星52 二日酔い
お疲れ様会を装った酒盛りが終わった後の事だった。
ステラはもう二度とお酒は飲まないと誓っていた。
ベッドの上から起き上がれない。
ツヴァイ「馬鹿だろ、お前」
ステラ「ぅぅ……」
ツヴァイ「二日酔いで起き上がられなくなるとか、お前馬鹿だよな。知ってるか、ニオが言ってたぞ、そういうの脳筋って言うらしいな」
ステラ「すみません」
ツヴァイ「また俺の世話になるなよな」
ステラ「ごめんなさい。もうしません」
ステラはただベッドの上で、大人しく聞くしかない。
だが、叱られるのは苦手だ。
別に誰からも叱られない環境で生きて来たと言うわけではないが、ステラは身近な人に叱られるのに弱かった。

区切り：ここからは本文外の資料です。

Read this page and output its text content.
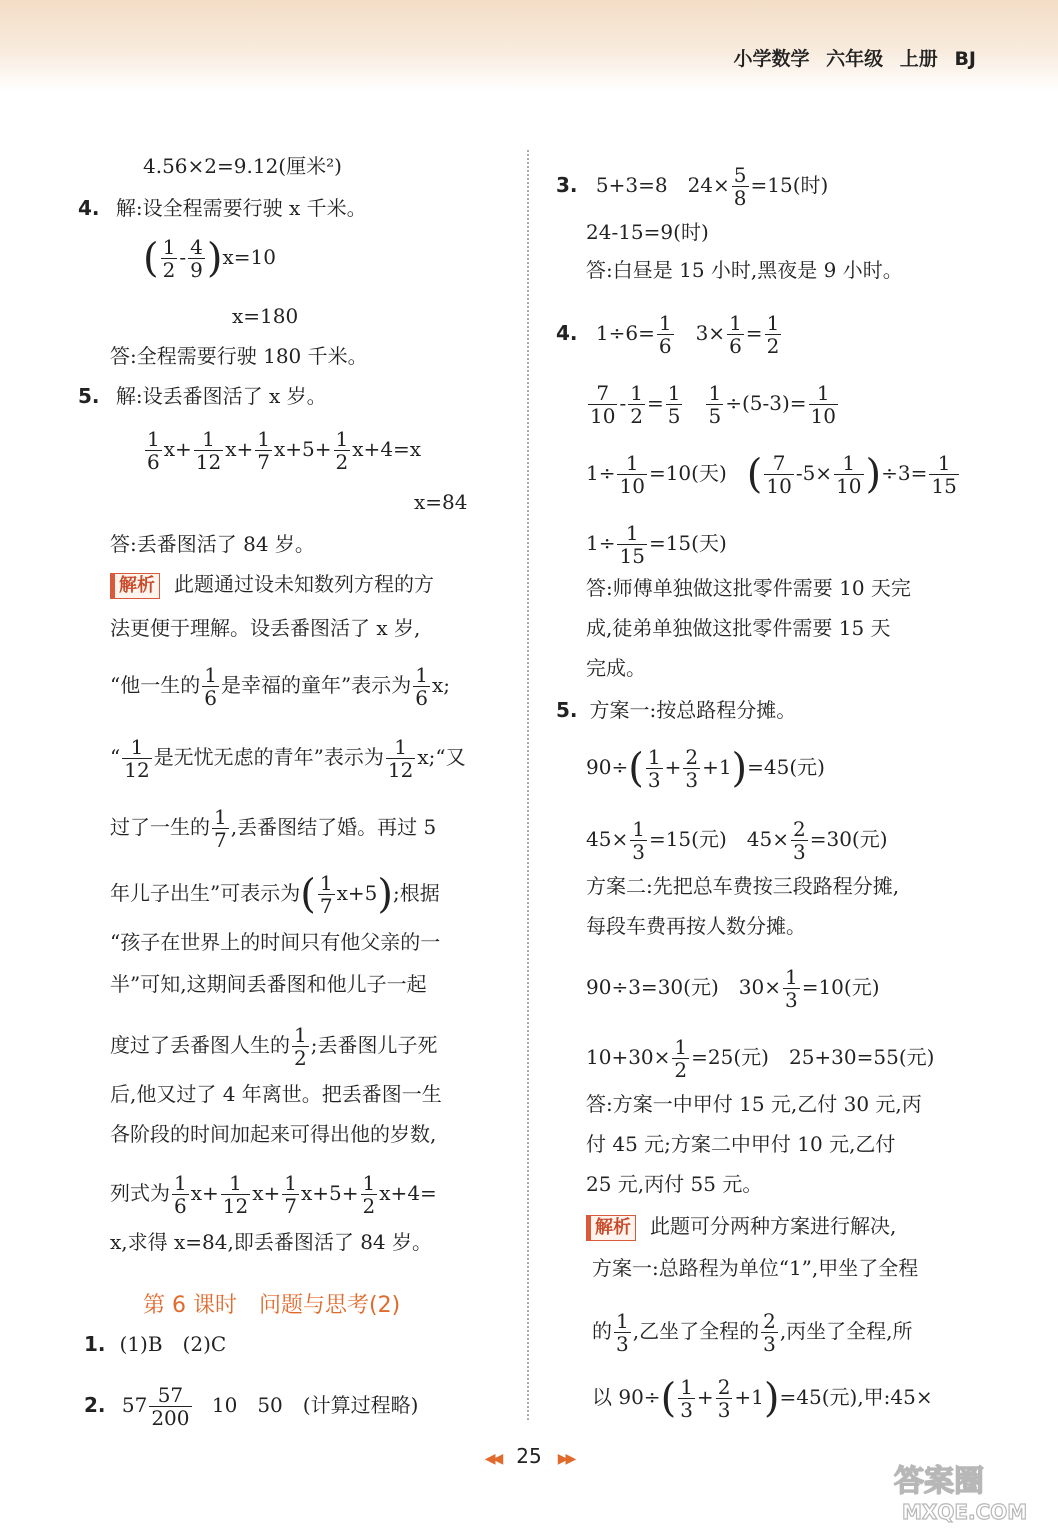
小学数学 六年级 上册 BJ
4.56×2=9.12(厘米²)
4. 解:设全程需要行驶 x 千米。
( $\frac{1}{2} - \frac{4}{9} )x=10$
x=180
答:全程需要行驶 180 千米。
5. 解:设丢番图活了 x 岁。
$\frac{1}{6} x+ \frac{1}{12} x+ \frac{1}{7} x+5+ \frac{1}{2} x+4=x$
x=84
答:丢番图活了 84 岁。
解析 此题通过设未知数列方程的方
法更便于理解。设丢番图活了 x 岁,
“他一生的 $\frac{1}{6}$ 是幸福的童年”表示为 $\frac{1}{6} x$;
“ $\frac{1}{12}$ 是无忧无虑的青年”表示为 $\frac{1}{12}$ x;“又
过了一生的 $\frac{1}{7}$ ,丢番图结了婚。再过 5
年儿子出生”可表示为( $\frac{1}{7} x+5$);根据
“孩子在世界上的时间只有他父亲的一
半”可知,这期间丢番图和他儿子一起
度过了丢番图人生的 $\frac{1}{2}$ ;丢番图儿子死
后,他又过了 4 年离世。把丢番图一生
各阶段的时间加起来可得出他的岁数,
列式为 $\frac{1}{6} x+ \frac{1}{12} x+ \frac{1}{7} x+5+ \frac{1}{2} x+4=$
x,求得 x=84,即丢番图活了 84 岁。
第 6 课时　问题与思考(2)
1. (1)B　(2)C
2. $57 \frac{57}{200} 10$　50　(计算过程略)
3. 5+3=8　$24\times \frac{5}{8} =15$(时)
24-15=9(时)
答:白昼是 15 小时,黑夜是 9 小时。
4. $1\div 6= \frac{1}{6}$ 　$3\times \frac{1}{6} = \frac{1}{2}$
$\frac{7}{10} - \frac{1}{2} = \frac{1}{5}$
　 $\frac{1}{5} \div(5-3)= \frac{1}{10}$
$1\div \frac{1}{10} =10$(天)　 ( $\frac{7}{10} -5\times \frac{1}{10} )\div 3= \frac{1}{15}$
$1\div \frac{1}{15} =15$(天)
答:师傅单独做这批零件需要 10 天完
成,徒弟单独做这批零件需要 15 天
完成。
5. 方案一:按总路程分摊。
$90\div( \frac{1}{3} + \frac{2}{3} +1)=45$(元)
$45\times \frac{1}{3} =15$(元)　$45\times \frac{2}{3} =30$(元)
方案二:先把总车费按三段路程分摊,
每段车费再按人数分摊。
90÷3=30(元)　$30\times \frac{1}{3} =10$(元)
$10+30\times \frac{1}{2} =25$(元)　25+30=55(元)
答:方案一中甲付 15 元,乙付 30 元,丙
付 45 元;方案二中甲付 10 元,乙付
25 元,丙付 55 元。
解析 此题可分两种方案进行解决,
方案一:总路程为单位“1”,甲坐了全程
的 $\frac{1}{3}$ ,乙坐了全程的 $\frac{2}{3}$ ,丙坐了全程,所
以 $90\div( \frac{1}{3} + \frac{2}{3} +1)=45$(元),甲:45×
◀◀ 25 ▶▶
答案圈
MXQE.COM
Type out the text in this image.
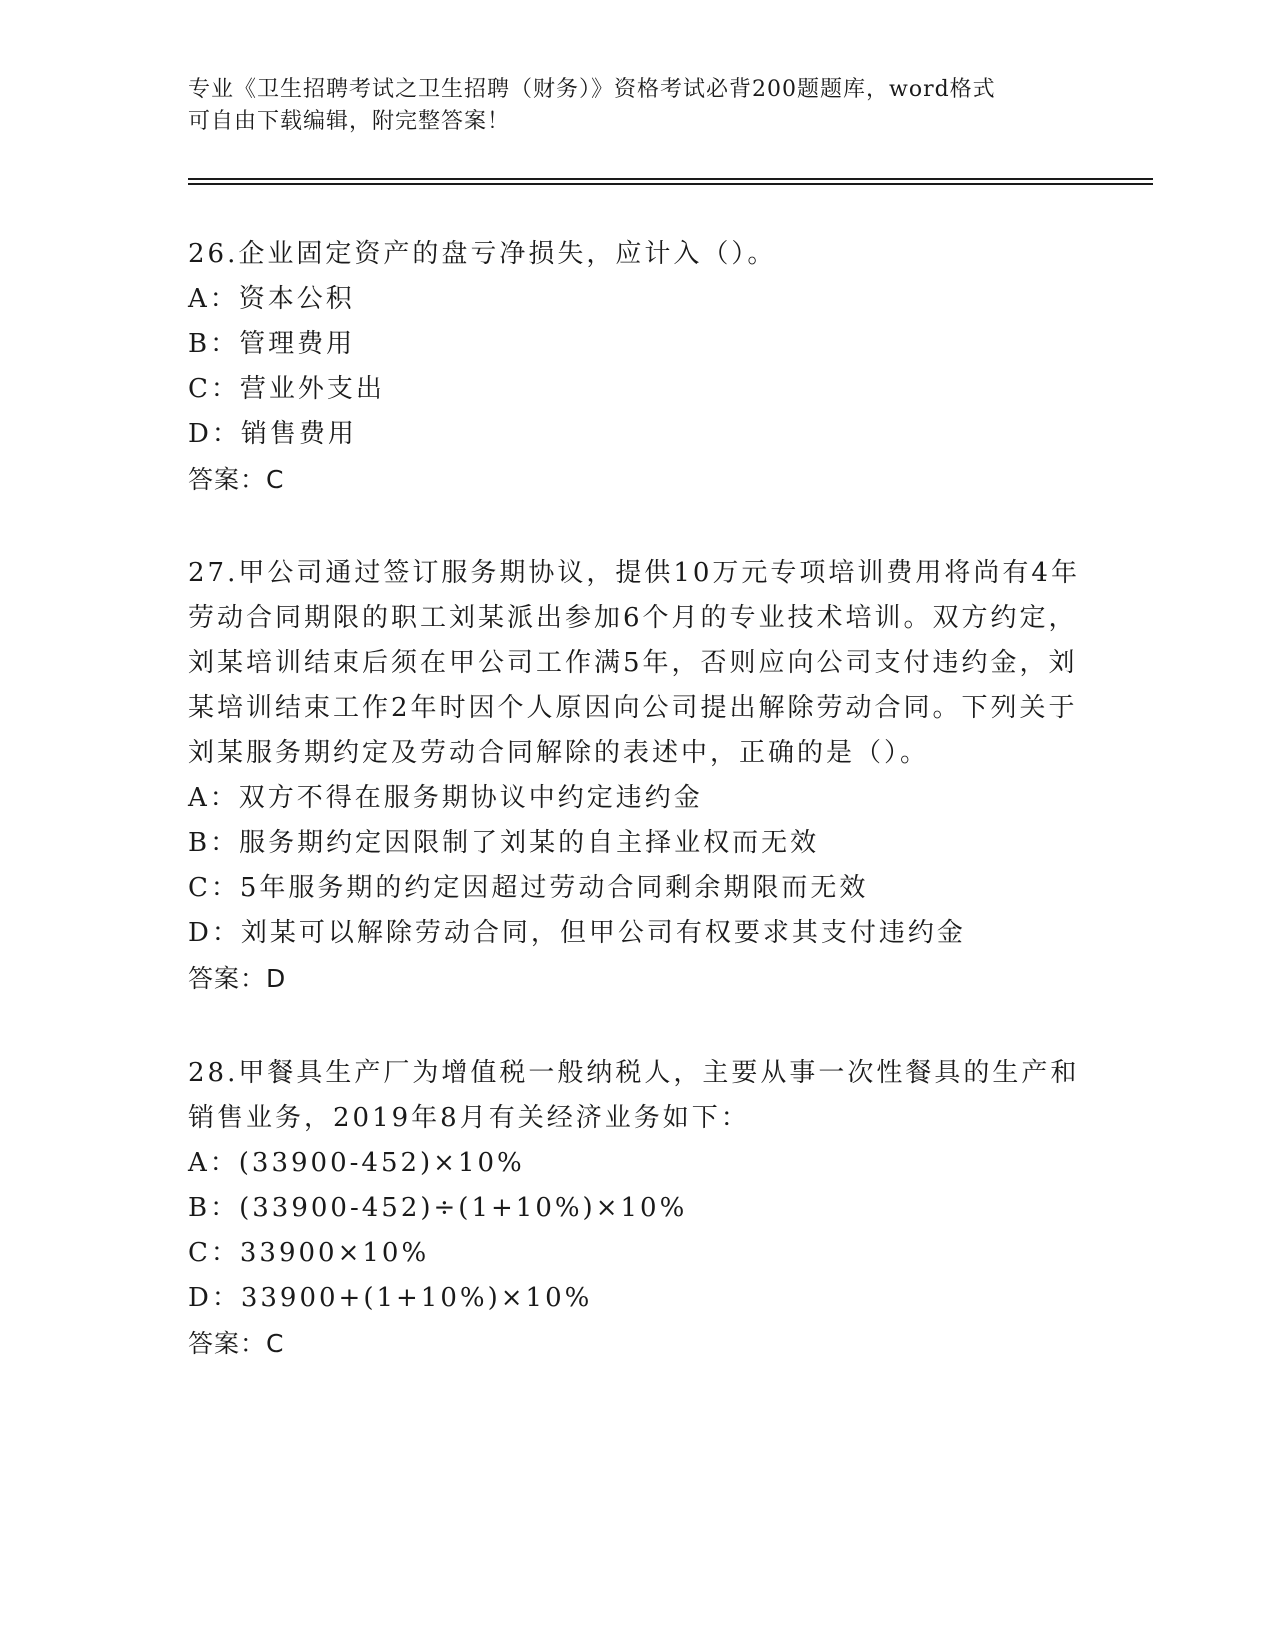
专业《卫生招聘考试之卫生招聘（财务）》资格考试必背200题题库，word格式
可自由下载编辑，附完整答案！

26.企业固定资产的盘亏净损失，应计入（）。

A：资本公积

B：管理费用

C：营业外支出

D：销售费用

答案：C

27.甲公司通过签订服务期协议，提供10万元专项培训费用将尚有4年劳动合同期限的职工刘某派出参加6个月的专业技术培训。双方约定，刘某培训结束后须在甲公司工作满5年，否则应向公司支付违约金，刘某培训结束工作2年时因个人原因向公司提出解除劳动合同。下列关于刘某服务期约定及劳动合同解除的表述中，正确的是（）。

A：双方不得在服务期协议中约定违约金

B：服务期约定因限制了刘某的自主择业权而无效

C：5年服务期的约定因超过劳动合同剩余期限而无效

D：刘某可以解除劳动合同，但甲公司有权要求其支付违约金

答案：D

28.甲餐具生产厂为增值税一般纳税人，主要从事一次性餐具的生产和销售业务，2019年8月有关经济业务如下：

A：(33900-452)×10%

B：(33900-452)÷(1+10%)×10%

C：33900×10%

D：33900+(1+10%)×10%

答案：C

その人が自分の事を心から心配してくれていると分かっていると余計に。
ステラ「心にグサグサくるのよね」
ツヴァイ「こなかったら、とんでもねぇ人間だろうが」
確かにそうだが。
ステラ「でも、こうしてると何だか不思議な感じ。あの頃に戻ったみたい。先生なんか白衣着てますし」
ツヴァイ「着てちゃ悪いかよ」
ステラ「そんな事言ってません。やっぱりそっちの方が合ってますね」
ツヴァイ「そうか?」
ステラ「剣を握るよりもずっと。先生優しいですから、きっと本当は戦うのとか嫌いなんでしょう?」
ツヴァイ「たわけ」
ステラ「たわけって何ですか」
ツヴァイ「知らねぇのかよ……」
布団にくるまって横になっていると、辛いはずなのに妙な安堵感が湧いてくる。
昔に戻ったような感じがして。
ずっと、あの頃は辛い事の方が多いって思ってたのに、案外そうでもなかったのかも。
楽しい事もあったし、嬉しい事もあった。
あの時はそれに気づけなかっただけ。
ツヴァイ「俺は俺が分かんねぇままだよ。医者でも剣でも救いたい奴が救えてねぇんだから」
ステラ「先生は誰かを救いたい人なんですね」
ツヴァイ「似合わねぇだろ。俺は、俺が何になれば良いのか、何になれば大切なもんをちゃんと守れるのか分かってねぇんだ」
ステラ「それって、そんなに大事な事なんですか? 何かになるって」
ツヴァイ「あぁ?」
ステラは視線でツヴァイの使っている鞄を示す。
医療道具の入っている鞄を。
それは、ずっと前にステラが贈った物だ。
ステラ「私は騎士になりたいけど、それは先生を見たから。先生がきっかけだったからです。きっともっと他の人と出会う機会があの頃の私にあれば、医者を目指していたり、ひょっとしたら相談者……カウンセラーみたいな人を目指していたのかもしれません」
そうだ。
あの頃のステラにいた大人は、たまたまツヴァイだけで、目指そうと思っていたのはたまたま騎士になっただけ。
やり方は無限。
可能性は無限にあるはずだ。
ステラ「何で助けるか、じゃなくて、助けるために今の自分に何ができるか……それが大切なんじゃないかなって思うんです」
自分の考えを言い終えれば、ツヴァイは布団を引き上げて。
ステラをすっぽり覆ってしまった。
息苦しい。
ツヴァイ「ほんっとお前ってやつは……、ガキの頃から俺を驚かせすぎだ。薬置いとくから、ちゃんと飲めよ」
ステラ「はい」
もそもそと布団から顔を出せば、見えるのは扉に向かうツヴァイの背中だけ。
ステラの思いが届いているかどうかは分からなかった。